Out-Law News | 07 Feb 2014 | 9:59 am | 4 min. read
The TVG regime allows land to be registered if it has been used "as of right" for recreational purposes for 20 years. Once registered, local residents have a recognised right to use that land for recreational purposes. It is an offence for a landowner to wilfully do anything on a TVG that will injure the land or interrupt the public's use or enjoyment of it.
Ruling in two cases, one of which concerned a piece of land which was registered as a TVG in April 1997, the judges said that there was no evidence that the delay had caused "significant detriment" to local residents.
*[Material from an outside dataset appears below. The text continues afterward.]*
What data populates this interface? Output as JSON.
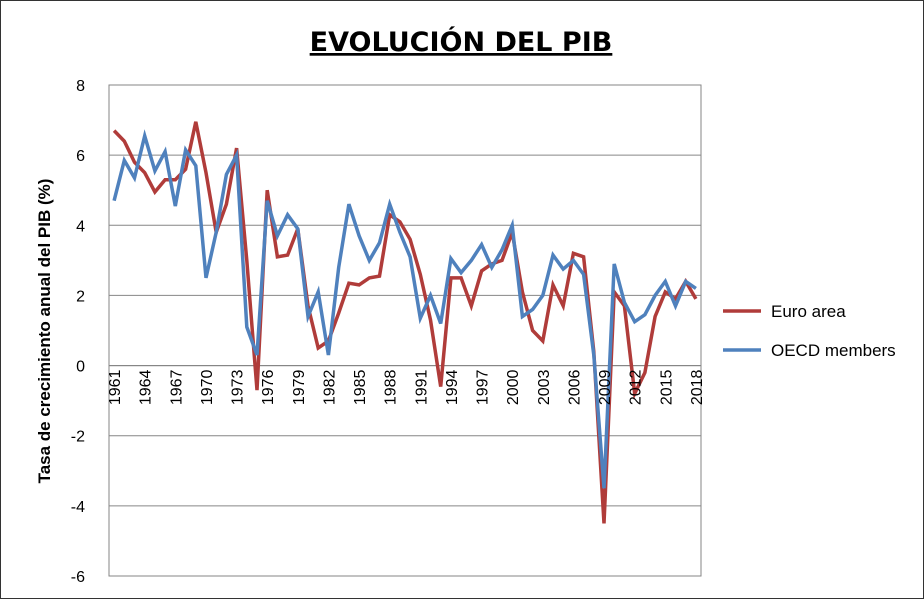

Although the length of time between incorrect registration and the landowner's application for removal was "not immaterial", a balance had to be struck between the right of the landowners and the rights of local residents, they said.
"Where the applicant is the owner of the land, the starting point, as it seems to me, is that the landowner's rights have been severely curtailed when they should not have been, and the inhabitants have acquired rights which they should not have had," said Lady Hale in her leading judgment.
Dev Desai, an expert in TVG cases at Pinsent Masons, the law firm behind Out-Law.com, said that the decision provided an "exciting opportunity" for owners of TVG land to consider whether there may be grounds to challenge that registration, even if the land had been registered as a TVG "for decades". The law in relation to registration and challenges had been "in a state of flux" for several decades, leaving many unsure about the prospects of success of any rectification application, he said. "However, the law has been clarified and refined over that period and, with the benefit of this latest Supreme Court decision, landowners and prospective investors can see that a very long delay in making a rectification application is not necessarily fatal," he said.
"The Paddico case concerned a village green that was registered in April 1997, over 15 years ago. The Betterment case involved a delay of over 11 years. The Supreme Court decided that this delay did not constitute any real detriment to the local inhabitants who used the land as a village green, since they never should have been given the right to do so. Set against the substantial prejudice to the landowner in not being able to properly exploit and develop the land, the Supreme Court considered that rectification should be allowed to remove the TVG status from both pieces of land," he said.
Desai said that, following the Supreme Court's decision, landowners with land blighted by registration could apply to have that status removed, allowing them to "unlock the development value and potential of the land". It was also possible that some investors could "actively seek out village greens with challengeable registrations" and take "calculated risks in acquiring them for prices based on their village green status", he said.
The Supreme Court's ruling concerned the effect of a lapse of time on an application for rectification of a wrongly-made registration. At issue was a piece of land known as Clayton Fields in Huddersfield, now owned by Paddico, and land known as Markham and Little Francis in Weymouth, now owned by Betterment. In the Paddico case, planning permissions dating back to the 1960s had been granted for housing development on the land but no building had occurred by 1997, when it was successfully registered as a TVG. The registration was initially challenged, but this challenge did not proceed and Paddico began a fresh challenge in 2010. In the Betterment case, the land was registered as a TVG in 2001 and Betterment challenged this when it purchased the land in 2005.
In both cases, issues of whether the land had been wrongly registered had already been settled by the lower courts. Both the High Court and Court of Appeal agreed that the registration of the Betterment land should not stand. The High Court ruled that the Paddico registration should also be rectified, but the Court of Appeal overturned this due to the length of time that had passed between registration and application for rectification. However, the Supreme Court disagreed.
"There is no evidence at all of any specific prejudice to the local inhabitants, other than the loss of the right to use the land for recreation," said Lady Hale. "On the other side of the coin, [the Court of Appeal judge] was wrong to suggest that 'all other things were equal'. Paddico would suffer injustice as a result of being wrongly deprived of the right to seek to develop the land. The company would suffer injustice in being deprived of the likelihood that they would benefit from the overage provisions in the sale contract. The public would suffer prejudice in the land not being available for the use to which the democratic planning procedures had decided that it should eventually be put. In my view the [High Court] judge was entitled to reach the conclusion that he did and his decision should be restored," she said.
"It is noteworthy that there is no time limit for the statutory right to seek rectification of the village green register," said property litigation expert Dev Desai. "Therefore, in order to regulate when a party could make such an application, the Supreme Court drew an analogy with the equitable principle of laches to decide that the crucial question was whether any delay in making a rectification application caused detriment or prejudice. On this basis, the court engaged in a balancing act between the prejudice suffered by local inhabitants and the owner of the village green to come to a just result."
The Court of Appeal is currently considering TVG rectification time limits in relation to transitional provisions in the 2006 Commons Act that created a five year 'grace period'. In July 2013, the High Court ruled that retrospective corrections to an invalid application in relation to the piece of land known as Bushfield Camp, after the time limits for the application had passed, were permitted on the grounds of fairness. The Court of Appeal's decision is due within weeks.